Ok, so I created the first video keeping these three questions in mind and limiting myself to an upper limit of thirty seconds.

I used the newspaper to give important information quickly in a way that suggests realism and adulthood. The castle reflected in the puddle firmly places the events in the Magic Kingdom. The side articles in the paper provide further hints. The highway marker sign emphasizes Florida, not just the parks. There's no music in the video. Instead, we get a happy day of roller coasters and crowds that turn into a rolling wave that transitions into shots followed by a hovering helicopters. I considered using a wailing siren, instead of the NOAA announcement, but it gave the wrong impression of panic. This story isn't about people panicking. For the most part, the folks in this tale are level headed, action oriented problem solvers. The parks are an island in a storm. That's what makes the intrusion of the invading force, and the shots fired from the castle, so jarring. I hope the final bit with the water lapping over and swamping the scene creates some uncertainty. I don't know that the video does all that I want it to. It's the best I can do, in thirty seconds. I left a lot on the cutting room floor. There are no alligators in this video.

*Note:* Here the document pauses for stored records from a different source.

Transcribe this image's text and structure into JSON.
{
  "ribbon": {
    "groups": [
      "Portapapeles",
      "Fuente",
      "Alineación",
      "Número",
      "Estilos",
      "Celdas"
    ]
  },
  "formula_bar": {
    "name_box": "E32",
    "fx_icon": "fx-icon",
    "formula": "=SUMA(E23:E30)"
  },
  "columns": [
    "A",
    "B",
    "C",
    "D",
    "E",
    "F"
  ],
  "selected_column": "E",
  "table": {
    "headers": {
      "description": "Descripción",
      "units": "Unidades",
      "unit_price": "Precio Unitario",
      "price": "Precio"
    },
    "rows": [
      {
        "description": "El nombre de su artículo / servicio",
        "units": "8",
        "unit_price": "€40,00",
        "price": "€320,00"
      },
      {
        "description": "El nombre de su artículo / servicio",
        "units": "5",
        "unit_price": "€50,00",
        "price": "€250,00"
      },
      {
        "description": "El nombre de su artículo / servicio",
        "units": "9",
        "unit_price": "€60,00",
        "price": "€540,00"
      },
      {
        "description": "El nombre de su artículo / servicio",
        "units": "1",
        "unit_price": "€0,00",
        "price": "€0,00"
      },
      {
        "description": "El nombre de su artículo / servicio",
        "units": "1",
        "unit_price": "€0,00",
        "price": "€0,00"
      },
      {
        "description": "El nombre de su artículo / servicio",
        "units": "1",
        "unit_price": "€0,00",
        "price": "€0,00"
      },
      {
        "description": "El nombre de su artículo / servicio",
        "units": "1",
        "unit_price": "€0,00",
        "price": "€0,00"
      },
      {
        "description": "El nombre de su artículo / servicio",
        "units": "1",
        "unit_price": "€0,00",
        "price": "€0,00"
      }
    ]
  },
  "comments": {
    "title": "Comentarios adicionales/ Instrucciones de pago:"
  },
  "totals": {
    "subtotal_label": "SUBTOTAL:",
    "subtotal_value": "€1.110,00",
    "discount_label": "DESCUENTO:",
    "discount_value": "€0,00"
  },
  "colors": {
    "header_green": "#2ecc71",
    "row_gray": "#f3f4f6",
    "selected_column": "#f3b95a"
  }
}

There is no narration, ether spoken or written in this one. Compare that to both the last two. Both told a bit of the story or gave us some dialogue. This time, I'm leaving it up to your imagination. It feels risky, but it's probably for the better. It's also necessary. People can only read so fast. I need them to get the title and to read that they can pre-order. That's about all the words they would be able to process in thirty seconds. Now, we're about to leave even more on the floor.

I need a teaser video. This is even shorter than an ad. A teaser appears in more places. It comes out before the book can even be ordered, and will stay up for the duration. Because it is so short, it will be seen more often. A teaser video is between 10 and 15 seconds. No kidding. I now have to compress all the information conveyed in thirty seconds, into ten.  So I cut all the happy beginning stuff. We start with the warning. I cut the shots, too. We're left with the impression a tsunami is coming, or has hit, and a newspaper clipping that tells us shots have been fired. The role of the green army men is left to be inferred as in the original. There are enough visual clues to realize this is more than a book about a natural disaster. It feels so short, after seeing the first one, but it still has a chance to show the title and encourage customers to pre-order.

Whew! That wasn't so bad, was it? Wait, remember those bumper ads we wanted? Bumper ads can be no more than six seconds. That's right, we have to shave another four seconds from our video. And this is where we have to remember what we said earlier about those cool effects that we want to use so badly. They aren't strictly necessary. So the book doesn't shimmer in from the wet sand anymore. It's there from the beginning, giving people enough time to read it and get the message... buy now. The warning is still there, just slightly truncated. Could you tell? Some of the best part of the visual with the wave is diminished, but it's six seconds, who will notice? I'm not Steven Spielberg, but it conveys what the story is about and hints at a mood. I'm gonna call this one done, for now, and move on to the next challenge. Whoever said that a book was done when the author writes the end?